Berdasarkan analisis lembaga ini, dari 53.037,68 hektare kawasan hutan Bengkulu yang berubah fungsi menjadi Areal Peruntukan Lain (APL) seluas 21.412 ha atau 40 persen telah tumpang tindih dengan IUP dan HGU.

Sementara seluas 15.000 hektare atau 28 persen kawasan hutan yang diusulkan tersebut sebelumnya pernah dibebani izin usaha pertambangan.

“Kami melihat kepentingan korporasi yang diutaman sehingga kami akan menyurat Kementerian LHK dan meneruskan surat ini ke KPK agar mencermati proses revisi RTRW Provinsi Bengkulu,” ucapnya.

Sementara Direktur Yayasan Karti Hexa Prima Putra menilai momentum revisi kawasan hutan ini seharusnya menjadi ruang penyelesaian konflik tenurial antara rakyat dan negara.

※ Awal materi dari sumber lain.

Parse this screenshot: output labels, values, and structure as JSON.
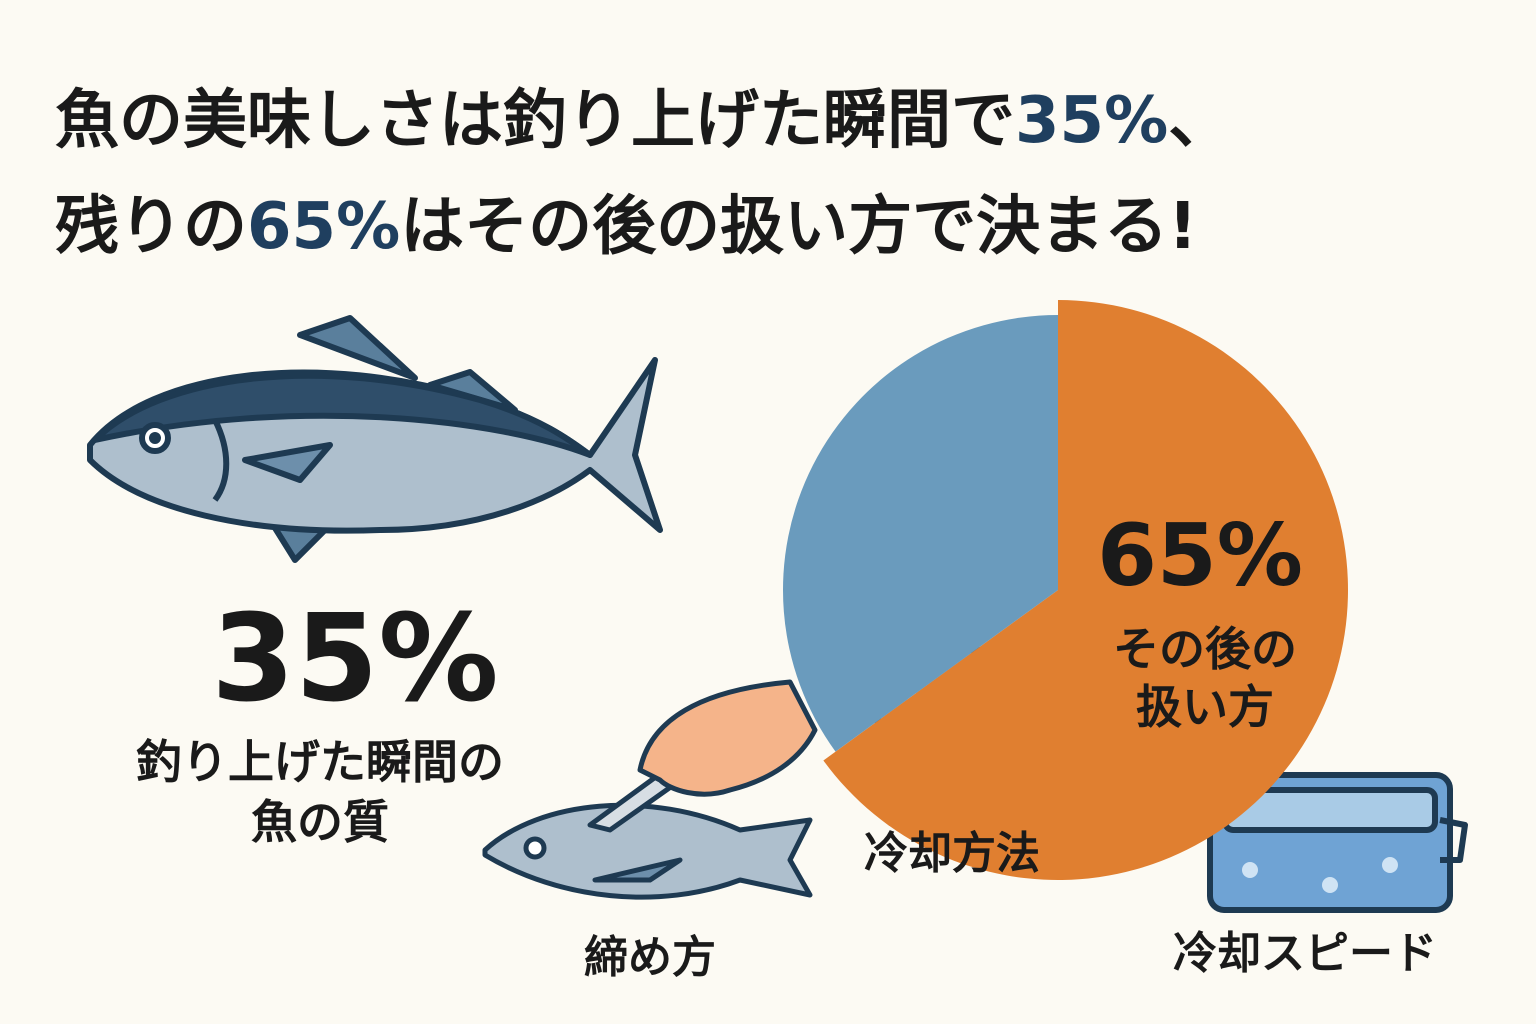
{
  "chart_data": {
    "type": "pie",
    "title_lines": [
      [
        {
          "text": "魚の美味しさは釣り上げた瞬間で",
          "highlight": false
        },
        {
          "text": "35%",
          "highlight": true
        },
        {
          "text": "、",
          "highlight": false
        }
      ],
      [
        {
          "text": "残りの",
          "highlight": false
        },
        {
          "text": "65%",
          "highlight": true
        },
        {
          "text": "はその後の扱い方で決まる!",
          "highlight": false
        }
      ]
    ],
    "categories": [
      [
        "釣り上げた瞬間の",
        "魚の質"
      ],
      [
        "その後の",
        "扱い方"
      ]
    ],
    "values": [
      35,
      65
    ],
    "value_labels": [
      "35%",
      "65%"
    ],
    "colors": [
      "#6a9bbd",
      "#e07f30"
    ],
    "highlight_color": "#1f3f5f",
    "annotations": [
      "締め方",
      "冷却方法",
      "冷却スピード"
    ]
  }
}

Namun, yang terjadi, lanjut día, kepentingan korporasi sangat kental padahal pendapatan asli daerah dari sektor pertambangan dan perkebunan sangat tidak signifikan menyumbang pendapatan asli daerah.

“Pemerintah daerah tidak pernah belajar dari pengalaman lalu bagaimana perubahan fungsi hutan Bengkulu telah mengakibatkan bencana ekologis yang semakin parah,” katanya.

Sebelumnya, Kepala Dinas Lingkungan Hidup dan Kehutanan (LHK) Provinsi Bengkulu Sorjum Ahyar dalam keterangan tertulisnya mengatakan perubahan peruntukan dan fungsi kawasan hutan dilakukan untuk memenuhi tuntutan pembangunan serta aspirasi masyarakat dengan tetap berlandaskan pada optimalisasi distribusi fungsi dan manfaat kawasan hutan secara lestari dan berkelanjutan.

Perubahan fungsi kawasan hutan kata dia berdasarkan usul dari para bupati dan wali kota yang telah disampaikan ke Menteri Lingkungan Hidup dan Kehutanan. Usul perubahan peruntukan dan fungsi sekitar 53 ribu hektare kawasan hutan menjadi non-hutan, sedangkan perubahan fungsi sekitar 2.067 hektare kawasan hutan dari Cagar Alam menjadi Taman Wisata Alam (TWA) dan perubahan fungsi 7.271 hektare kawasan hutan Taman Buru (TB) menjadi TWA.

Usul itu juga meliputi perubahan fungsi 2.191 hektare Hutan Produksi Terbatas (HPT) menjadi TWA, perubahan fungsi sekitar 3.450 hektare kawasan Hutan Lindung menjadi TWA, dan perubahan fungsi 246 hektare kawasan hutan dari TWA PLG Seblat menjadi Hutan Produksi yang dapat dikonversi (HPK).